Summary: An advent sermon about the life of John the Baptist and his parents as told from his Father Zechariah's perspective

Title: Zechariah - in the first person

Text: Luke 1:5-25 and 3:1-20

Big idea: “May our prayers rise to heaven like incense.”

It’s been 400 years since we have heard from a prophet. And as a result, things have been upside-down in our nation for far too long. We have long suffered under the corruption and incompetence of weak Kings – kings that turned our nation away from God. We have suffered under the brutality of the Assyrians and the Babylonians and now for the past 63 years we have been occupied and oppressed by the ruthless Romans. General Pompey conquered our holy land for Rome.

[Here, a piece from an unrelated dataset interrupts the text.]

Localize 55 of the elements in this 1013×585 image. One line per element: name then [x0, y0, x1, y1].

In 37, BC, following a failed rebellion, the Romans turned Judea into a Roman province, and installed the Jewish King Herod {the Great} as administrator. King was too lofty a title… he was more like a provincial premier.

Meanwhile, we held tightly to the promise of a deliverer – a Messiah – who will set us free from our oppressors and be a King like David, and sit on David’s throne. Establish a kingdom of righteousness and justice. Israel’s calling was to be a kingdom of priests who will serve God.

We know the words of Isaiah (unto us a child is born, unto us a son is given… and the government will be upon his shoulders and his kingdom will never end). We hold to the covenant God made with Abraham – I will bless you and make you a blessing... and through your seed, all the world will be blessed.

But there’s been a lot of waiting and hoping. Not much has been moving – except injustice and oppression – which seems to know no bounds.

Do you like your government?

Do you ever wish things could be better?

In Israel, we have had enough… somebody please give us a good government!!!

But I’m an old man.

I wonder if – in my lifetime – I will ever see things change. Will hope be realized?

Will the prophecies of our prophets ever be fulfilled?

My name is Zechariah. I’m a priest. A Jewish priest. And I’m old. All my life I’ve known only foreign rule. Oppression.

The Romans – I despise them.

Well, I wasn’t always old. I’ve just slowly gotten older and older and now here I am. I’m old. Maybe even ancient. My wife is named Elizabeth.

She, is not old.

O no. Elizabeth is most definitely not old. She is (let me get this just right – I learned this in marriage class)…“well along in years.”

That means she getting better and better as the years go by.

All my life I’ve been waiting and praying for three things.

(1) to serve in the temple as Priest.

(2) to be a Father.

(3) to see the Messiah.

For most of my life all 3 prayers seemed to go nowhere.

The dream of having children is something that Elizabeth and I had given up on. Getting old (the calendar) has punched a hole in that biological balloon. When we bought our first house in a small subdivision on the outskirts of Jerusalem we made sure there were a couple of extra bedrooms for the children. we prayed and prayed for God to bless us with children. our friends were so sweet when their children were born. “you will make such great parents.” But the children never came and the rooms stayed empty. Did God hear our prayers we wondered. Slowly, the dream died. But the pain and disappointment lingered - and grew.

As for serving at the temple – I great honor I must say – I kept hoping. And praying. But once again the years slipped by and I had become impatient and a little frustrated. After all, I’m a priest. My father was a priest. Serving at the Temple in Jerusalem is the highest honor a priest can have. A priest served at the temple for one week each year.

I was a member of one of 24 divisions in the priesthood, one of approximately 18,000 priests - of the 8th order, of Abijah . A priest only officiated at the sacrifice once in his lifetime, and was selected by lottery. In other words, you could be a priest all your life and never be called to serve in the Temple.

Finally, my name was called!!! (the answer to Prayer # 1 had arrived)

So, there I am in the temple – it’s our most holy place in all the world. I’m very feeling very excited and yet guarded in my excitement - so I don’t make a mistake. My job was to burn incense – symbolizing the prayers of God’s people rising toward heaven.

The altar of incense was made of acacia wood with a veneer of gold. Acacia is a beautiful hardwood that is almost indestructible. The altar was thirty-six (91 CM) inches high and eighteen inches (45) square. (Exodus 37:25ff). It served as a place for the daily burning of incense, both morning and evening.